Martin zette de schoenendoos op de salontafel, pal naast het ratelende porseleinen schaaltje.

“Nee,” zei Martin, en zijn stem klonk anders, rustiger, maar tegelijkertijd vaster dan ze hem in jaren had horen spreken. “Ik heb iets gevonden dat ik verloren was. En ik weet nu dat ik dit niet meer kan. Ons huwelijk, Laura. Ik wil scheiden.”

Haar reactie was vreemd. Er was geen woede, slechts een vlaag van koude berusting. “Eindelijk,” zei ze, en liet haar armen zakken. “Ik dacht al dat je nooit de moed zou vinden. Wat is dat, die doos?”

“Dat zijn mijn zomers,” antwoordde Martin. “En ik ga kijken of daar nog ergens een zonnestraaltje van over is.”

De weken daarna waren zakelijk en verrassend stil. De leegte van hun huwelijk diende nu als een efficiënte buffer tegen elke emotionele uitbarsting. Er waren documenten, handtekeningen en afspraken met advocaten, maar de ruzies waren gestopt. Martin verhuisde naar een klein appartement in een andere wijk. De witte, opgeruimde muren van het oude huis werden vervangen door zijn eigen, onpersoonlijke wit.

Toen de scheiding officieel was en de rust intrad, zette Martin de schoenendoos op zijn bureau. Hij had de brieven niet meer aangeraakt sinds die middag op zolder. Nu hij eindelijk alleen was, voelde hij de behoefte om haar op te zoeken, maar niet gedreven door de stormachtige drang van een man die zijn leven wil repareren. Het was een zachte, aanhoudende nieuwsgierigheid.

Ze had immers gezegd: Misschien zien we elkaar weer eens.

Hij begon met het enige wat hij nog wist: het adres van zijn oom en tante in dat kleine stadje. Hij had hen al jaren niet gesproken. Hij pakte de telefoon, voelde de zenuwen knagen. Wat moest hij zeggen?
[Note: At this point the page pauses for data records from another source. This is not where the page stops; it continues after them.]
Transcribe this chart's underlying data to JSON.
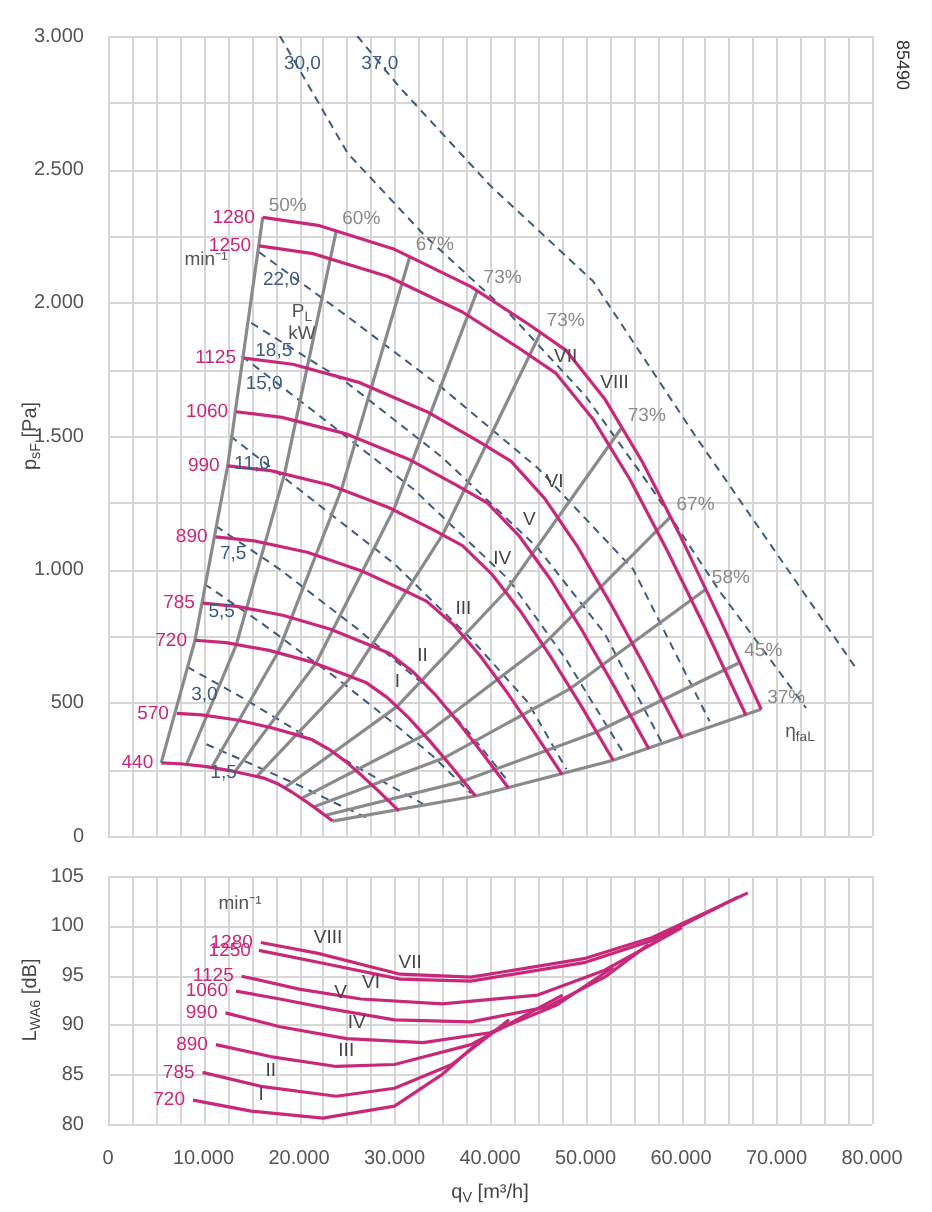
{
  "chart_data": [
    {
      "type": "line",
      "ylabel": "p$_{sF}$ [Pa]",
      "xlim": [
        0,
        80000
      ],
      "ylim": [
        0,
        3000
      ],
      "grid": true,
      "marker": "none",
      "tick_labels": "y",
      "xticks": [
        0,
        2500,
        5000,
        7500,
        10000,
        12500,
        15000,
        17500,
        20000,
        22500,
        25000,
        27500,
        30000,
        32500,
        35000,
        37500,
        40000,
        42500,
        45000,
        47500,
        50000,
        52500,
        55000,
        57500,
        60000,
        62500,
        65000,
        67500,
        70000,
        72500,
        75000,
        77500,
        80000
      ],
      "yticks": [
        0,
        {
          "value": 250,
          "label": null
        },
        500,
        {
          "value": 750,
          "label": null
        },
        {
          "value": 1000,
          "label": "1.000"
        },
        {
          "value": 1250,
          "label": null
        },
        {
          "value": 1500,
          "label": "1.500"
        },
        {
          "value": 1750,
          "label": null
        },
        {
          "value": 2000,
          "label": "2.000"
        },
        {
          "value": 2250,
          "label": null
        },
        {
          "value": 2500,
          "label": "2.500"
        },
        {
          "value": 2750,
          "label": null
        },
        {
          "value": 3000,
          "label": "3.000"
        }
      ],
      "series": [
        {
          "name": "1280",
          "color": "#c8287a",
          "x": [
            16200,
            22000,
            30000,
            38000,
            44000,
            48000,
            52000,
            56000,
            60000,
            64000,
            68400
          ],
          "values": [
            2320,
            2290,
            2200,
            2060,
            1920,
            1820,
            1640,
            1400,
            1120,
            820,
            475
          ]
        },
        {
          "name": "1250",
          "color": "#c8287a",
          "x": [
            15820,
            21480,
            29300,
            37110,
            42970,
            46880,
            50780,
            54690,
            58590,
            62500,
            66800
          ],
          "values": [
            2213,
            2184,
            2098,
            1965,
            1831,
            1736,
            1564,
            1335,
            1068,
            782,
            453
          ]
        },
        {
          "name": "1125",
          "color": "#c8287a",
          "x": [
            14240,
            19340,
            26370,
            33400,
            38670,
            42190,
            45700,
            49220,
            52730,
            56250,
            60120
          ],
          "values": [
            1792,
            1769,
            1700,
            1591,
            1483,
            1406,
            1267,
            1082,
            865,
            633,
            367
          ]
        },
        {
          "name": "1060",
          "color": "#c8287a",
          "x": [
            13420,
            18220,
            24840,
            31470,
            36440,
            39750,
            43060,
            46380,
            49690,
            53000,
            56640
          ],
          "values": [
            1591,
            1570,
            1509,
            1413,
            1317,
            1248,
            1125,
            960,
            768,
            562,
            326
          ]
        },
        {
          "name": "990",
          "color": "#c8287a",
          "x": [
            12530,
            17020,
            23200,
            29390,
            34030,
            37120,
            40220,
            43310,
            46400,
            49500,
            52900
          ],
          "values": [
            1388,
            1370,
            1316,
            1232,
            1149,
            1089,
            981,
            837,
            670,
            491,
            284
          ]
        },
        {
          "name": "890",
          "color": "#c8287a",
          "x": [
            11260,
            15300,
            20860,
            26420,
            30590,
            33380,
            36160,
            38940,
            41720,
            44500,
            47560
          ],
          "values": [
            1122,
            1107,
            1064,
            996,
            928,
            880,
            793,
            677,
            542,
            396,
            230
          ]
        },
        {
          "name": "785",
          "color": "#c8287a",
          "x": [
            9930,
            13490,
            18400,
            23300,
            26980,
            29440,
            31890,
            34340,
            36800,
            39250,
            41950
          ],
          "values": [
            873,
            861,
            827,
            775,
            722,
            685,
            617,
            527,
            421,
            308,
            179
          ]
        },
        {
          "name": "720",
          "color": "#c8287a",
          "x": [
            9110,
            12380,
            16880,
            21380,
            24750,
            27000,
            29250,
            31500,
            33750,
            36000,
            38480
          ],
          "values": [
            734,
            725,
            696,
            652,
            607,
            576,
            519,
            443,
            354,
            259,
            150
          ]
        },
        {
          "name": "570",
          "color": "#c8287a",
          "x": [
            7210,
            9800,
            13360,
            16920,
            19590,
            21370,
            23160,
            24940,
            26720,
            28500,
            30460
          ],
          "values": [
            460,
            454,
            436,
            408,
            381,
            361,
            325,
            278,
            222,
            163,
            94
          ]
        },
        {
          "name": "440",
          "color": "#c8287a",
          "x": [
            5570,
            7560,
            10310,
            13060,
            15120,
            16500,
            17880,
            19250,
            20630,
            22000,
            23520
          ],
          "values": [
            274,
            271,
            260,
            243,
            227,
            215,
            194,
            165,
            132,
            97,
            56
          ]
        },
        {
          "name": "50%",
          "color": "#8a8a8a",
          "x": [
            5570,
            9110,
            12530,
            16200
          ],
          "values": [
            274,
            734,
            1388,
            2320
          ]
        },
        {
          "name": "60%",
          "color": "#8a8a8a",
          "x": [
            8220,
            13440,
            18480,
            23900
          ],
          "values": [
            268,
            718,
            1357,
            2269
          ]
        },
        {
          "name": "67%",
          "color": "#8a8a8a",
          "x": [
            10860,
            17780,
            24440,
            31600
          ],
          "values": [
            257,
            687,
            1299,
            2172
          ]
        },
        {
          "name": "73%",
          "color": "#8a8a8a",
          "x": [
            13300,
            21770,
            29930,
            38700
          ],
          "values": [
            242,
            648,
            1225,
            2048
          ]
        },
        {
          "name": "73%",
          "color": "#8a8a8a",
          "x": [
            15570,
            25480,
            35030,
            45300
          ],
          "values": [
            223,
            597,
            1129,
            1888
          ]
        },
        {
          "name": "73%",
          "color": "#8a8a8a",
          "x": [
            18500,
            30260,
            41610,
            53800
          ],
          "values": [
            181,
            485,
            916,
            1532
          ]
        },
        {
          "name": "67%",
          "color": "#8a8a8a",
          "x": [
            20250,
            33130,
            45550,
            58900
          ],
          "values": [
            141,
            379,
            716,
            1197
          ]
        },
        {
          "name": "58%",
          "color": "#8a8a8a",
          "x": [
            21520,
            35210,
            48410,
            62600
          ],
          "values": [
            109,
            293,
            553,
            925
          ]
        },
        {
          "name": "45%",
          "color": "#8a8a8a",
          "x": [
            22690,
            37130,
            51040,
            66000
          ],
          "values": [
            77,
            205,
            388,
            648
          ]
        },
        {
          "name": "37%",
          "color": "#8a8a8a",
          "x": [
            23520,
            38480,
            52900,
            68400
          ],
          "values": [
            56,
            150,
            284,
            475
          ]
        },
        {
          "name": "37,0",
          "color": "#3d5c7e",
          "line_style": "dashed",
          "x": [
            26100,
            30600,
            40000,
            50800,
            61500,
            70000,
            78500
          ],
          "values": [
            3000,
            2805,
            2440,
            2080,
            1500,
            1060,
            620
          ]
        },
        {
          "name": "30,0",
          "color": "#3d5c7e",
          "line_style": "dashed",
          "x": [
            18000,
            25100,
            33200,
            42000,
            50000,
            57000,
            64000,
            73100
          ],
          "values": [
            3000,
            2560,
            2250,
            1960,
            1650,
            1300,
            920,
            480
          ]
        },
        {
          "name": "22,0",
          "color": "#3d5c7e",
          "line_style": "dashed",
          "x": [
            15800,
            25000,
            35000,
            45000,
            55000,
            63000
          ],
          "values": [
            2190,
            1950,
            1680,
            1380,
            1000,
            430
          ]
        },
        {
          "name": "18,5",
          "color": "#3d5c7e",
          "line_style": "dashed",
          "x": [
            15000,
            25000,
            35000,
            45000,
            52000,
            58000
          ],
          "values": [
            1924,
            1700,
            1420,
            1080,
            760,
            350
          ]
        },
        {
          "name": "15,0",
          "color": "#3d5c7e",
          "line_style": "dashed",
          "x": [
            14000,
            22000,
            32000,
            42000,
            48000,
            54000
          ],
          "values": [
            1800,
            1580,
            1300,
            960,
            660,
            310
          ]
        },
        {
          "name": "11,0",
          "color": "#3d5c7e",
          "line_style": "dashed",
          "x": [
            12800,
            20000,
            30000,
            38000,
            44000,
            48000
          ],
          "values": [
            1500,
            1300,
            1020,
            740,
            500,
            250
          ]
        },
        {
          "name": "7,5",
          "color": "#3d5c7e",
          "line_style": "dashed",
          "x": [
            11300,
            18000,
            26000,
            34000,
            38000,
            42000
          ],
          "values": [
            1162,
            1000,
            780,
            540,
            380,
            200
          ]
        },
        {
          "name": "5,5",
          "color": "#3d5c7e",
          "line_style": "dashed",
          "x": [
            10100,
            16000,
            24000,
            30000,
            34000,
            38000
          ],
          "values": [
            945,
            800,
            590,
            420,
            300,
            160
          ]
        },
        {
          "name": "3,0",
          "color": "#3d5c7e",
          "line_style": "dashed",
          "x": [
            8300,
            14000,
            20000,
            26000,
            30000,
            33000
          ],
          "values": [
            634,
            520,
            390,
            260,
            180,
            120
          ]
        },
        {
          "name": "1,5",
          "color": "#3d5c7e",
          "line_style": "dashed",
          "x": [
            10300,
            15000,
            20000,
            24000,
            27000
          ],
          "values": [
            344,
            270,
            190,
            120,
            70
          ]
        }
      ],
      "annotations": [
        "min⁻¹",
        "P$_{L}$",
        "kW",
        "η$_{faL}$",
        "85490",
        {
          "text": "I",
          "x": 29250,
          "y": 519
        },
        {
          "text": "II",
          "x": 31890,
          "y": 617
        },
        {
          "text": "III",
          "x": 36160,
          "y": 793
        },
        {
          "text": "IV",
          "x": 40220,
          "y": 981
        },
        {
          "text": "V",
          "x": 43060,
          "y": 1125
        },
        {
          "text": "VI",
          "x": 45700,
          "y": 1267
        },
        {
          "text": "VII",
          "x": 46880,
          "y": 1736
        },
        {
          "text": "VIII",
          "x": 52000,
          "y": 1640
        }
      ]
    },
    {
      "type": "line",
      "xlabel": "q$_{V}$ [m³/h]",
      "ylabel": "L$_{WA6}$ [dB]",
      "xlim": [
        0,
        80000
      ],
      "ylim": [
        80,
        105
      ],
      "grid": true,
      "marker": "none",
      "xticks": [
        0,
        {
          "value": 2500,
          "label": null
        },
        {
          "value": 5000,
          "label": null
        },
        {
          "value": 7500,
          "label": null
        },
        {
          "value": 10000,
          "label": "10.000"
        },
        {
          "value": 12500,
          "label": null
        },
        {
          "value": 15000,
          "label": null
        },
        {
          "value": 17500,
          "label": null
        },
        {
          "value": 20000,
          "label": "20.000"
        },
        {
          "value": 22500,
          "label": null
        },
        {
          "value": 25000,
          "label": null
        },
        {
          "value": 27500,
          "label": null
        },
        {
          "value": 30000,
          "label": "30.000"
        },
        {
          "value": 32500,
          "label": null
        },
        {
          "value": 35000,
          "label": null
        },
        {
          "value": 37500,
          "label": null
        },
        {
          "value": 40000,
          "label": "40.000"
        },
        {
          "value": 42500,
          "label": null
        },
        {
          "value": 45000,
          "label": null
        },
        {
          "value": 47500,
          "label": null
        },
        {
          "value": 50000,
          "label": "50.000"
        },
        {
          "value": 52500,
          "label": null
        },
        {
          "value": 55000,
          "label": null
        },
        {
          "value": 57500,
          "label": null
        },
        {
          "value": 60000,
          "label": "60.000"
        },
        {
          "value": 62500,
          "label": null
        },
        {
          "value": 65000,
          "label": null
        },
        {
          "value": 67500,
          "label": null
        },
        {
          "value": 70000,
          "label": "70.000"
        },
        {
          "value": 72500,
          "label": null
        },
        {
          "value": 75000,
          "label": null
        },
        {
          "value": 77500,
          "label": null
        },
        {
          "value": 80000,
          "label": "80.000"
        }
      ],
      "yticks": [
        80,
        85,
        90,
        95,
        100,
        105
      ],
      "series": [
        {
          "name": "1280",
          "color": "#c8287a",
          "x": [
            16000,
            22000,
            30600,
            38000,
            50000,
            57000,
            67000
          ],
          "values": [
            98.3,
            97.2,
            95.1,
            94.8,
            96.7,
            98.8,
            103.3
          ]
        },
        {
          "name": "1250",
          "color": "#c8287a",
          "x": [
            15800,
            22000,
            30600,
            38000,
            50000,
            57000,
            66000
          ],
          "values": [
            97.5,
            96.3,
            94.6,
            94.4,
            96.3,
            98.5,
            102.9
          ]
        },
        {
          "name": "1125",
          "color": "#c8287a",
          "x": [
            14000,
            20000,
            26500,
            35000,
            45000,
            52000,
            60100
          ],
          "values": [
            94.9,
            93.6,
            92.6,
            92.1,
            93,
            95.5,
            99.8
          ]
        },
        {
          "name": "1060",
          "color": "#c8287a",
          "x": [
            13400,
            18000,
            23300,
            30000,
            38000,
            46000,
            52000,
            56600
          ],
          "values": [
            93.4,
            92.6,
            91.6,
            90.5,
            90.3,
            91.8,
            94.8,
            98.1
          ]
        },
        {
          "name": "990",
          "color": "#c8287a",
          "x": [
            12300,
            18000,
            25000,
            33000,
            40000,
            47000,
            52900
          ],
          "values": [
            91.2,
            89.8,
            88.6,
            88.2,
            89.2,
            92,
            95.8
          ]
        },
        {
          "name": "890",
          "color": "#c8287a",
          "x": [
            11300,
            17000,
            23900,
            30000,
            38000,
            47600
          ],
          "values": [
            88,
            86.8,
            85.8,
            86,
            88,
            93
          ]
        },
        {
          "name": "785",
          "color": "#c8287a",
          "x": [
            9900,
            16000,
            23900,
            30000,
            36000,
            42000
          ],
          "values": [
            85.2,
            83.8,
            82.8,
            83.6,
            86,
            90.5
          ]
        },
        {
          "name": "720",
          "color": "#c8287a",
          "x": [
            8900,
            15000,
            22500,
            30000,
            35000,
            38500
          ],
          "values": [
            82.4,
            81.3,
            80.6,
            81.8,
            85,
            88
          ]
        }
      ],
      "annotations": [
        "min⁻¹",
        {
          "text": "I",
          "x": 15000,
          "y": 81.3
        },
        {
          "text": "II",
          "x": 16000,
          "y": 83.8
        },
        {
          "text": "III",
          "x": 23900,
          "y": 85.8
        },
        {
          "text": "IV",
          "x": 25000,
          "y": 88.6
        },
        {
          "text": "V",
          "x": 23300,
          "y": 91.6
        },
        {
          "text": "VI",
          "x": 26500,
          "y": 92.6
        },
        {
          "text": "VII",
          "x": 30600,
          "y": 94.6
        },
        {
          "text": "VIII",
          "x": 22000,
          "y": 97.2
        }
      ]
    }
  ]
}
“Hallo Tante Marijke? Met Martin. Hoe gaat het met jullie. Sorry dat ik na jaren zo ineens wat van me laat horen, maar ik heb een gekke vraag?” Martin legde zijn verhaal uit en tante Marijke beloofde wat telefoontjes te plegen. Ook zij was de zomervakanties en de prille jeugdige liefde tussen die twee niet vergeten.

Het was het begin van een lang, moeizaam netwerk van telefoontjes, oude kennissen, en half vergeten familieleden. De ene na de andere deur ging dicht, met de vage mededeling dat ‘Annelies ergens verhuisd was.’

Tot hij na een week zoeken de plaatsnaam van Annelies van een ver familielid kreeg.

Martin had de afgelopen anderhalve week elke avond besteed aan het systematisch uitkammen van het gebied dat dat verre familielid hem had aangewezen. Het was een plattelandsregio, vergelijkbaar met het stadje van vroeger, maar alles was net iets moderner, net iets sterieler. Hij reed door de straten van de wijk waar Annelies ongeveer zou moeten wonen, zijn blik gericht op tuinen, auto’s en de toevallige verschijning van een vrouw die op haar zou kunnen lijken.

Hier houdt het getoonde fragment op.